Мирисса рассмеялась и больше не беспокоилась по поводу своего наряда для праздника цветов.

Ее душу в это время согревало теплое чувство, что они с герцогом делят тайну венка, и он был гораздо важнее всех тех, которые могли сплести его садовники и надеть его гостьи.

Но когда вечер уже наступил, а ей так и не удалось услышать от него слов, подтверждавших его намерение пойти с ней вместе в покои герцогини, она внезапно почувствовала себя подавленной и машинально обратилась к отцу:

– Теперь, папа, когда вы уже осмотрели дом, не лучше ли бы нам уехать завтра? Похоже, кое-кто из гостей, приезжавших только на ярмарку лошадей, собирается в возвращаться в Лондон.

– Уехать завтра? – изумленно отозвался Марк Стэнли. – Мне ничего подобного и в голову не приходило! Я еще видел не весь дом и тем более не видел других строений. Мне рассказывали, что зданию школы верховой езды, без всякого преувеличения, нет равных по всей стране, да и голубятни отличаются от тех, что можно встретить в других местах.

Не дожидаясь ответа Нириссы, он встал и вышел из комнаты, бросив ей уже на ходу:

– Мы уедем во вторник, и то это будет слишком рано для меня!

» Как глупо с моей стороны было даже предлагать подобное «, – посетовала про себя Нирисса.

Она вернулась в свою спальню, где обнаружила, что Мэри уже приготовила ее вечерний наряд.

Сама она предполагала, что больше всего подходит к случаю бледно-голубое платье из доставшихся ей от Дельфины, но Мэри упорно настаивала на необходимости надеть белое. Ей следовало в него переодеться, как и всем остальным дамам, после обеда.

– Вы считаете, мы должны будем снова переодеться после обеда, прежде чем появимся с цветами?

Мэри улыбнулась в ответ.

– Вы увидите, почему я так считаю, мисс, когда они начнут свое шествие. Большинство из них и присесть-то к столу не сможет в своих нарядах!

Мириссе показалось все это весьма странным, но, поддавшись настойчивым уговорам Мэри, она надела то свое симпатичное платье, которое носила раньше, и спустилась к обеду. Единственное, чего она действительно хотела, – увидеть герцога.

Она не знала, чем он занимался весь день, и, задавая себе этот вопрос, предположила, что он проводил время в обществе Дельфины. Та выглядела сейчас особенно эффектно в блеске украшавших ее драгоценностей.

Выражение ее лица подразумевало, что сестра не сомневается в своем успехе.

Когда обед закончился и они вышли из столовой, Дельфина тут же снова взяла на себя обязанности распорядительницы.

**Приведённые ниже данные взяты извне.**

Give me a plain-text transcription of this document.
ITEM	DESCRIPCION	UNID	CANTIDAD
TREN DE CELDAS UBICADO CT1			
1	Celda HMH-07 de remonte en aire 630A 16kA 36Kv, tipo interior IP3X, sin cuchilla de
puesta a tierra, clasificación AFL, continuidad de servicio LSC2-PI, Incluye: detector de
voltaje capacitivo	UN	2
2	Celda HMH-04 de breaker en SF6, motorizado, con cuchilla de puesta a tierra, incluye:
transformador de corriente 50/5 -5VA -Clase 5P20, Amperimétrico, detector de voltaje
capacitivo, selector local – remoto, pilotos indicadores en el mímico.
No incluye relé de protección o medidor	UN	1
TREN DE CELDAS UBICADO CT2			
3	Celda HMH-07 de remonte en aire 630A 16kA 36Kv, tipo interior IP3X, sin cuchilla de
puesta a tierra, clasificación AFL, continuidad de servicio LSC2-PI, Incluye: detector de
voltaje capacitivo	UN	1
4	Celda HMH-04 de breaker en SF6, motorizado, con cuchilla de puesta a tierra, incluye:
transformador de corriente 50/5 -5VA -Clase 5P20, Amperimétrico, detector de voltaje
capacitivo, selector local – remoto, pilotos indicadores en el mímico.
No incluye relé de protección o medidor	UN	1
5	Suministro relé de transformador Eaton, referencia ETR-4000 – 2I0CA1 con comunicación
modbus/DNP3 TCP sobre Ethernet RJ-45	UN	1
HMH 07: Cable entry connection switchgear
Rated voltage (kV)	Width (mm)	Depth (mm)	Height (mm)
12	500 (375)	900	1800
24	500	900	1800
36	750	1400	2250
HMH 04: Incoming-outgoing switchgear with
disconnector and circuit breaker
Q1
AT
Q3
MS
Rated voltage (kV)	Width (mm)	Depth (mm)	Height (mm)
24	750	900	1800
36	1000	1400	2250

– Теперь всем необходимо поторопиться, – сказала она. – Вы знаете, что нам предстоит сделать: мы встречаемся в холле перед танцевальной залой, так чтобы никто из остальных гостей не видел нас. Как только все соберутся мы выходим через двери на помост, затем спускаемся в центр комнаты и потом занимаем свои места в противоположном конце залы, где поджидаем, пока все дамы не закончат шествие.

Хотя другие дамы, судя по всему, уже слышали все это прежде, для Нириссы это было внове, и она понадеялась, что ей удастся не делать ошибок.

Она пошла наверх, в свою спальню, где Мэри уже ждала ее, и, когда увидела платье, которое ей приготовила горничная, удивленно вскрикнула.

Очаровательное белое платье Дельфины, простого покроя, без особых украшений, теперь было обшито по подолу пучками незабудок. Когда Нирисса надела платье, Мэри принесла широкую голубую ленту, почти как для ордена Подвязки. Пенту перекинули через плечо, и Мэри украсила ее крошечными букетиками незабудок. На уровне талии Нириссы они переходили в один огромный букет.

Наряд ей понравился. Вместе с венком, обрамлявшим ее светлые волосы, он смотрелся весьма эффектно.

– Вы замечательно потрудились, Мэри, – обратилась она к горничной, – как это мило с вашей стороны.

– Может, платье и не такое уж роскошное, как у некоторых из дам, мисс, – сказала Мэри, – но по мне, вы будете самая красивая!

Нирисса в ответ рассмеялась.

– Спасибо. Вы придали мне отваги и уверенности. Но незабудка – очень незаметный, скромный маленький цветок.

Когда она присоединилась к другим в холле перед танцевальной залой, она поняла, что, безусловно, была права.

Дельфина выглядела сказочно.

На ней было платье с гигантским кринолином, почти полностью покрытое розовыми розами. Голову венчал венок из роз. Вдобавок она несла зонтик, тоже полностью покрытый розами. И как будто этого ей показалось недостаточно – в венке между цветами сверкали ее самые эффектные бриллианты, они же украшали низкий вырез платья.

Она была настолько ослепительна, что, по мнению Нириссы, никому не удалось бы соперничать с ней. Совершенно очевидно, что и сама Дельфина в этом не сомневалась.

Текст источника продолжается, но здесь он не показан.